The FireBox project aims to develop a system architecture for third-generation Warehouse-Scale Computers (WSCs). Firebox scales up to a ~1 MegaWatt WSC containing up to 10,000 compute nodes and up to an Exabyte (2^60 Bytes) of non-volatile memory connected via a low-latency, high-bandwidth optical switch. The FireBox project will produce custom datacenter SoCs, distributed simulation tools for warehouse-scale machines, and systems software for FireBox-style disaggregated datacenters.
The complete FireBox design contains petabytes of flash storage, large
quantities of bulk DRAM, as well as high-bandwidth on-package DRAM. Each FireBox
node contains a custom System-on-a-Chip (SoC) with combinations of application
processors, vector machines, and custom hardware accelerators. Fast SoC network
interfaces reduce the software overhead of communicating between application
services and high-radix network backplane switches connected by Terabit/sec
optical fibers reduce the network's contribution to tail latency. The very large
non-volatile store directly supports in-memory databases, and pervasive encryption
ensures that data is always protected in transit and in storage. These system
characteristics raise a number of novel questions in programming environments,
operating systems, and hardware design.
View Krste Asanovic's talk from
FAST'14 below for more details:
The following sections summarize a variety of ongoing FireBox-related projects
in the BAR group.
FireSim is a cycle-accurate FPGA-Accelerated datacenter simulation platform
that uses public-cloud infrastructure to prototype FireBox. See the FireSim project page and
FireSim Website for more information.
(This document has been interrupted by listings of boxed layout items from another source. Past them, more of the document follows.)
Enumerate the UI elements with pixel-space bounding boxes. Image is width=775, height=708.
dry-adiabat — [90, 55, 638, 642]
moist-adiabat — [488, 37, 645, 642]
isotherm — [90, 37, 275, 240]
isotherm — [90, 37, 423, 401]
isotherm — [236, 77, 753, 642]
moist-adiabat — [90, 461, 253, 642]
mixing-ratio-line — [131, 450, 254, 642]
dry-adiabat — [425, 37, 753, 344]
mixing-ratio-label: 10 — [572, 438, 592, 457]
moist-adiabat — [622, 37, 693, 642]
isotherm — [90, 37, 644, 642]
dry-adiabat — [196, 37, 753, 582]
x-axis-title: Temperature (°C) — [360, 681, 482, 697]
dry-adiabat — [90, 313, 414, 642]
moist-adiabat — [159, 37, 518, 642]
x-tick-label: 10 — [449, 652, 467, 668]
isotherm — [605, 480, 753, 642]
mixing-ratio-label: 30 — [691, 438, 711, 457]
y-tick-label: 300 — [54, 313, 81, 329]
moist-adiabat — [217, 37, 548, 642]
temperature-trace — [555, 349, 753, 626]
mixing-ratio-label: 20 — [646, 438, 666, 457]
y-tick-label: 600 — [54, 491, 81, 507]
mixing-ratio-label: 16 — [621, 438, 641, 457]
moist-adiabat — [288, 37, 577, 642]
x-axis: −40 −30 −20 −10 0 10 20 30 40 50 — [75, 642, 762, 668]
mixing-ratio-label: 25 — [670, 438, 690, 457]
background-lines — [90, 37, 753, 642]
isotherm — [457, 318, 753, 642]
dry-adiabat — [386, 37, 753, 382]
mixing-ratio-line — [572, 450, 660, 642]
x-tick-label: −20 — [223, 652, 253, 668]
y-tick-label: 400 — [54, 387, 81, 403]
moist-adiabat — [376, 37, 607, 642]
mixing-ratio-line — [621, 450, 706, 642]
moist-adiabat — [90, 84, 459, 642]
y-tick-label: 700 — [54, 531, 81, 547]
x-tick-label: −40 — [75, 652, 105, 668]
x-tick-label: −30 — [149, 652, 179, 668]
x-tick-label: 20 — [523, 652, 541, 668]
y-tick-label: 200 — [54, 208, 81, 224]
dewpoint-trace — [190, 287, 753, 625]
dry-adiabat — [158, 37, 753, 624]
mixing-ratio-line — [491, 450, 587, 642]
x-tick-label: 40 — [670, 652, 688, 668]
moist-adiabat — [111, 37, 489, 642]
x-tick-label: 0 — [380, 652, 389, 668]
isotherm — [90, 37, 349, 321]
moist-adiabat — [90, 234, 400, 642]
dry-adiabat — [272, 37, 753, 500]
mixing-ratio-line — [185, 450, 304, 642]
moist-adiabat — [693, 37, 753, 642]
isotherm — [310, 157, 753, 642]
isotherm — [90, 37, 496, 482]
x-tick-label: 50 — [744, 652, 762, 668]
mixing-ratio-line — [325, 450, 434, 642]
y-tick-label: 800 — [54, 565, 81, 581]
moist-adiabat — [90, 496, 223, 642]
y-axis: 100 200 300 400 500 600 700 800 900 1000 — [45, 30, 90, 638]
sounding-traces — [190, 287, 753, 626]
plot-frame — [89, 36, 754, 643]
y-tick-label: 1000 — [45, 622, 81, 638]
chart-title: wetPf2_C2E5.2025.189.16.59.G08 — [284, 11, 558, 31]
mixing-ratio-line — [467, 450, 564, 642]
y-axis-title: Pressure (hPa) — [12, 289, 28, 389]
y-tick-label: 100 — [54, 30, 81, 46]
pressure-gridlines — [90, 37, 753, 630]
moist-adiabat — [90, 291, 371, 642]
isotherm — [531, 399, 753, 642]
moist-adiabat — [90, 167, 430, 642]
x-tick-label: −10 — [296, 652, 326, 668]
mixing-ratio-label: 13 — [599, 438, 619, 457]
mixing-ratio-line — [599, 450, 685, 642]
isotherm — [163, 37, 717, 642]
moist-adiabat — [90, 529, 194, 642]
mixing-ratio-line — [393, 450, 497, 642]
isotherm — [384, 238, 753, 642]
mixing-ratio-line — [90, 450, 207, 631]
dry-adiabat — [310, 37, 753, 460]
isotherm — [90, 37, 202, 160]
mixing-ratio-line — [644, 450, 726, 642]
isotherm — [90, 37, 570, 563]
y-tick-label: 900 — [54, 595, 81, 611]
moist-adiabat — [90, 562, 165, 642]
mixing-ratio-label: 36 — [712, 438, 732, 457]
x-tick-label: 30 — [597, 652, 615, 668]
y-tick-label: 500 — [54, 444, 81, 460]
You can also follow
project updates on Twitter.
FireChip is a planned series of tapeouts to prototype FireBox SoCs containing
out-of-order RISC-V cores, accelerators, and high-performance I/O devices.
Bulk Memory Interface
The bulk remote memory in FireBox allows us to scale memory capacity while
allocating it more efficiently between compute nodes. However, the latency (and
possibly bandwidth) will be higher than traditional off-package DRAM. Fast
on-package DRAM allows us to mitigate some of this performance gap, but the
question remains: how best to exploit it?
One way to harness the on-package DRAM is to use it as a large cache for the
bulk memory. Many operating systems already use virtual memory to treat local
memory as a cache (typically for disk). Previous work at Berkeley has shown that
a swap-based approach may be feasible for some workloads given current
networking technologies (paper here).
Swap-based approaches are able to transparently expose remote memory to
applications, but they introduce non-trivial overheads. In our experiments, a
single page fault can add 1-5us of software overhead. To improve performance
further, one may be tempted to implement a fully hardware-managed DRAM cache.
However, large (multiple GB) hardware caches are complex to implement and don't
have the same insight as the OS. For example, the OS may choose to shrink
I/O caches rather than increase swap traffic, while a HW cache would dutifully
cache useless pages.
To acheive the best of both worlds, we propose a hybrid OS/HW cache. In this
design, hardware manages the latency-critical page fault (cache miss), while the OS handles
the complex eviction logic.
Long training times for high-accuracy deep neural networks (DNNs) impede
research into new DNN architectures and slow the development of high-accuracy
DNNs. FireCaffe successfully scales deep neural network training across
a cluster of GPUs.
FireCaffe is designed with FireBox-style warehouse-scale computing in mind.
First, we select network hardware that achieves high bandwidth between GPU
servers. Second, we consider a number of communication algorithms, and we find
that reduction trees are more efficient and scalable than the traditional
parameter server approach. Third, we optionally increase the batch size to
reduce the total quantity of communication during DNN training, and we identify
hyperparameters that allow us to reproduce the small-batch accuracy while
training with large batch sizes.
When training GoogLeNet and Network-in-Network on ImageNet, we achieve a 47x
and 39x speedup, respectively, when training on a cluster of 128 GPUs.